Vladimir_Nesov comments on [missing post]

Vladimir_Nesov 29 Jan 2021 8:24 UTC
20 points
This is not the halting problem. The halting problem is about existence of an algorithm that predicts all algorithms. Here, we are mostly interested in predicting Agent and Predictor.

However, the standard argument about the halting problem can be applied to this case, giving interesting constructions. Agent can decide to diagonalize Predictor, to simulate it and then say the opposite, making it impossible for Predictor to predict it. Similarly, Agent can decide to diagonalize itself (which is called having a chicken rule), by committing to do the opposite of whatever it predicts itself to do, if that ever happens. This makes it impossible for Agent to predict what it’s going to do. (The details of correctly implementing the chicken rule are harder to formalize in the absence of oracles.)

It might seem that some questions similar to the halting problem are “unfair”: if Predictor sees that Agent is diagonalizing it, it understands Agent’s behavior fully, yet it can’t express its understanding, as it must state a particular action Agent is going to perform, which is impossible. What if instead Predictor states a dependence of Agent’s action on Predictor’s prediction? But then Agent might be able to diagonalize that as well. One solution is for Predictor to avoid saying or thinking its prediction in a way legible to Agent, and standard Newcomb’s problem tries to do exactly that by keeping boxes opaque and Predictor’s algorithm unknown.
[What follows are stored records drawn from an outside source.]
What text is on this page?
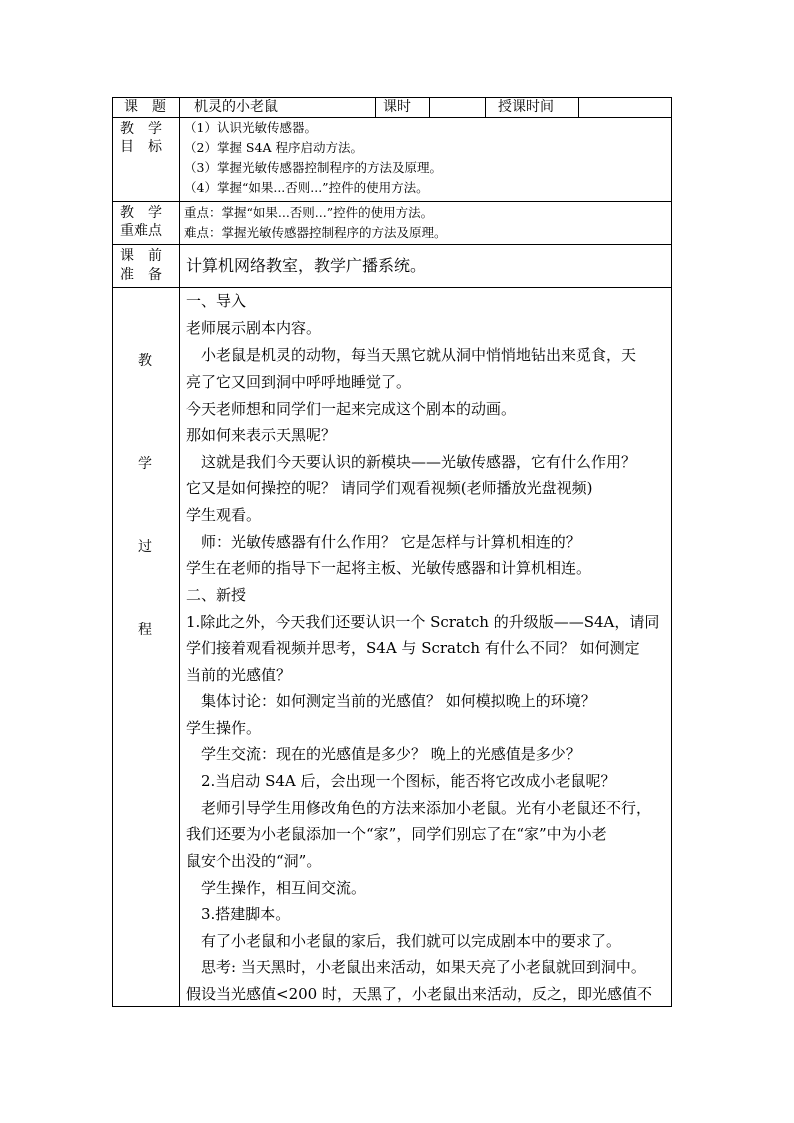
课　题 机灵的小老鼠	课时	授课时间
教　学
目　标
（1）认识光敏传感器。
（2）掌握 S4A 程序启动方法。
（3）掌握光敏传感器控制程序的方法及原理。
（4）掌握“如果...否则...”控件的使用方法。
教　学
重难点
重点：掌握“如果...否则...”控件的使用方法。
难点：掌握光敏传感器控制程序的方法及原理。
课　前
准　备 计算机网络教室，教学广播系统。
教
学
过
程
一、导入
老师展示剧本内容。
　小老鼠是机灵的动物，每当天黑它就从洞中悄悄地钻出来觅食，天
亮了它又回到洞中呼呼地睡觉了。
今天老师想和同学们一起来完成这个剧本的动画。
那如何来表示天黑呢？
　这就是我们今天要认识的新模块——光敏传感器，它有什么作用？
它又是如何操控的呢？ 请同学们观看视频(老师播放光盘视频)
学生观看。
　师：光敏传感器有什么作用？ 它是怎样与计算机相连的？
学生在老师的指导下一起将主板、光敏传感器和计算机相连。
二、新授
1.除此之外，今天我们还要认识一个 Scratch 的升级版——S4A，请同
学们接着观看视频并思考，S4A 与 Scratch 有什么不同？ 如何测定
当前的光感值？
　集体讨论：如何测定当前的光感值？ 如何模拟晚上的环境？
学生操作。
　学生交流：现在的光感值是多少？ 晚上的光感值是多少？
　2.当启动 S4A 后，会出现一个图标，能否将它改成小老鼠呢？
　老师引导学生用修改角色的方法来添加小老鼠。光有小老鼠还不行，
我们还要为小老鼠添加一个“家”，同学们别忘了在“家”中为小老
鼠安个出没的“洞”。
　学生操作，相互间交流。
　3.搭建脚本。
　有了小老鼠和小老鼠的家后，我们就可以完成剧本中的要求了。
　思考: 当天黑时，小老鼠出来活动，如果天亮了小老鼠就回到洞中。
假设当光感值<200 时，天黑了，小老鼠出来活动，反之，即光感值不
When Predictor is not an oracle and its algorithm is known to Agent, we might simply require that it fills the big box with money only if it succeeds in predicting that Agent one-boxes. In that case, Agent has an incentive to be predictable. If a decision theory prescribes behavior that makes it impossible for a particular Predictor to predict one-boxing, then Agent following that decision theory goes home without the money. One example is the Agent Simulates Predictor (ASP) problem, where Predictor performs only a bounded computation, and Agent can fully simulate Predictor’s reasoning, which tempts it into two-boxing if Predictor is seen to predict one-boxing. Another example is Transparent Newcomb’s problem, where Agent is allowed to observe Predictor’s prediction directly (by seeing the contents of the boxes before making a decision).